There is a ridiculous fundament to the story – especially once Laura and Felix jet off to Mexico to spy on Dean’s suspect last-minute “business trip” – but this near-silliness is held firm by the endearingly prickly two-hander between Jones and Murray. Jones, having been long in search of a worthy leading movie role for herself, is an effortlessly sympathetic protagonist, not only per her marital strife but also in having to put up with her half-charmer, half-blowhard of a father, played with all the relish you’d expect by Murray.

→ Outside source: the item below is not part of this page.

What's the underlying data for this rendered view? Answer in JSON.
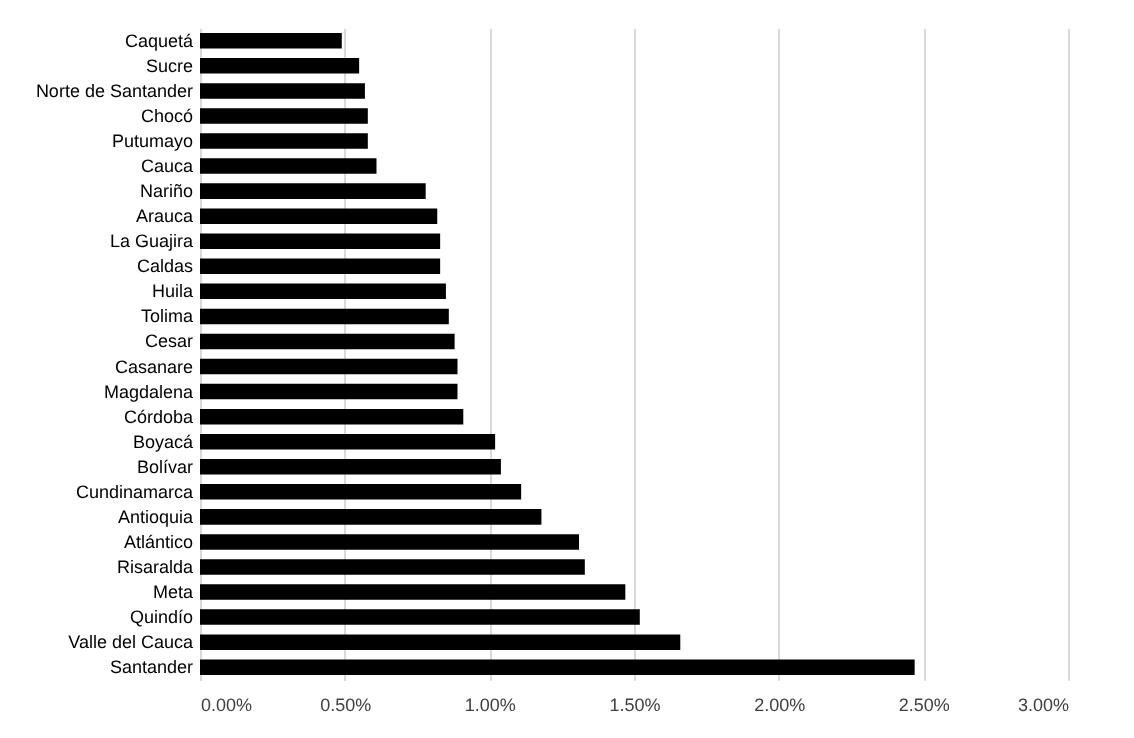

The film pops to life when Murray shows up and it’s more-or-less his to own for the remainder, which is almost a shame given that he unavoidably wrestles the spotlight away from Jones through his sheer innate magnetism. While his work here isn’t any sort of substantial spiritual riposte to his Oscar-nominated work in Coppola’s Lost in Translation, it is an exceptionally entertaining piece of work all the same.
Murray braces Felix nimbly between being the sort of questionably flirtatious character who isn’t so favourable in today’s culture, and a man who is at least overflowing with enough wisdom about the agonies of life to not seem like a dinosaur overdue his extinction. Murray has been a master of flattened deadpan throughout his career, and it allows him to sublimate feeling just beneath the surface with a seemingly effortless ease – though one suspects it’s really anything but effortless.
In the supporting stakes, it’s great to see Marlon Wayans back in a quality project for the first time in forever – his superb turn in Darren Aronofsky’s Requiem for a Dream back in 2000 having suggested a very different potential career path for the actor. While far from a showy role, he plays the part with the carefully calibrated subtlety that it requires to keep the central mystery ongoing, the sort of actorly calculation most had likely forgotten he was even capable of.
Elsewhere, Jessica Henwick is striking in an admittedly wafer-thin role as Dean’s suspected lover, and Jenny Slate makes a fun-obnoxious interstitial cameo as a self-involved fellow parent who vomits her unsolicited stream-of-consciousness self-observations at Laura in all of her brief scenes.
On the Rocks isn’t awash in grand profundities nor does it bang the feminist drum in quite the way some may be hoping for, but with its grounded examination of modern marital dynamics, its well-drawn characters, and its sharp cast, it’s 96 minutes of breezy middle-brow entertainment.
A frothier joint than many Coppola fans will surely be expecting, but also quietly defiant in its own way, and performed with spritely glee by Bill Murray in particular.